I would like to specify an upper bound of a sequence where $a_1=\sqrt2$ and each subsequent term is given by $a_{n}=\sqrt{2+ a_{n-1}}$
I know this sequence converges to 2 from a separate proof and also that it is monotonically increasing (one can prove this with induction), so any number larger than 2 works for an upper bound. That being said, I would like to approach this by showing a contradiction in the negation statement for boundedness. In other words, I want to explicitly state a $u$ so that there does not exist a $n$ where the $n^{th}$ term of the sequence is larger than $u$, and show that this is the true with some sort of algebraic manipulation.

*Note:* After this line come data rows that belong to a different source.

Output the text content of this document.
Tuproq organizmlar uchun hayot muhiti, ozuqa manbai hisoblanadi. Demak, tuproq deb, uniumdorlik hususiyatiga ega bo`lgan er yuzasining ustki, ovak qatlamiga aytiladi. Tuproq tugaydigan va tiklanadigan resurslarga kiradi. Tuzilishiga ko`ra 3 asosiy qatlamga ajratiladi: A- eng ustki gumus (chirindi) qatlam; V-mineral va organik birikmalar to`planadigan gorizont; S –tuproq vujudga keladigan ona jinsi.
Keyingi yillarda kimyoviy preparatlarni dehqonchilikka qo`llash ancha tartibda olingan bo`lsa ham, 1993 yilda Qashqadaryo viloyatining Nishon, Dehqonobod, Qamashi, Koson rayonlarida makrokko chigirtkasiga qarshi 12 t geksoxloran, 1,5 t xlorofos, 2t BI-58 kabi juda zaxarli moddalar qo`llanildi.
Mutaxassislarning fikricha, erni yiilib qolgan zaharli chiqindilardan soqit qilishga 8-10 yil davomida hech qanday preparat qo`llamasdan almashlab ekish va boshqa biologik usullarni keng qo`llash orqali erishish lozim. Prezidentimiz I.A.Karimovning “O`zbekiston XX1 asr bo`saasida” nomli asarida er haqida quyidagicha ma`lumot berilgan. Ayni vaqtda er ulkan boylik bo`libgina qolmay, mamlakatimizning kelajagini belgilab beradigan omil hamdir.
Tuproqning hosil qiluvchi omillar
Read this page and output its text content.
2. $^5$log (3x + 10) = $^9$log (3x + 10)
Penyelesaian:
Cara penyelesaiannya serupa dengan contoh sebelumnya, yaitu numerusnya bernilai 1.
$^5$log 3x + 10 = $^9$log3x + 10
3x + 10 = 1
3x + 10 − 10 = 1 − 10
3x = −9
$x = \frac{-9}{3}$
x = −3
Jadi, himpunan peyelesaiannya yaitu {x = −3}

I have looked at a few similar questions on this site and elsewhere, but I have not yet found an instance where one shows boundedness in this way.
Use induction. (I've taken $u = 4$ below.)
We have $a_1 = \sqrt{2} < 4$. Now, let $n \in \mathbb{N}$, and suppose $a_n < 4$. Then $$ a_{n+1} = (2+\sqrt{a_n}\,)^{1/2} < (2 + \sqrt{4} \,)^{1/2} = 2 < 4. $$ Therefore, $a_n < 4$ for all $n$, by mathematical induction.
(I could have taken $2$ for $u$, but I chose $4$ for $u$ to make things nicer.)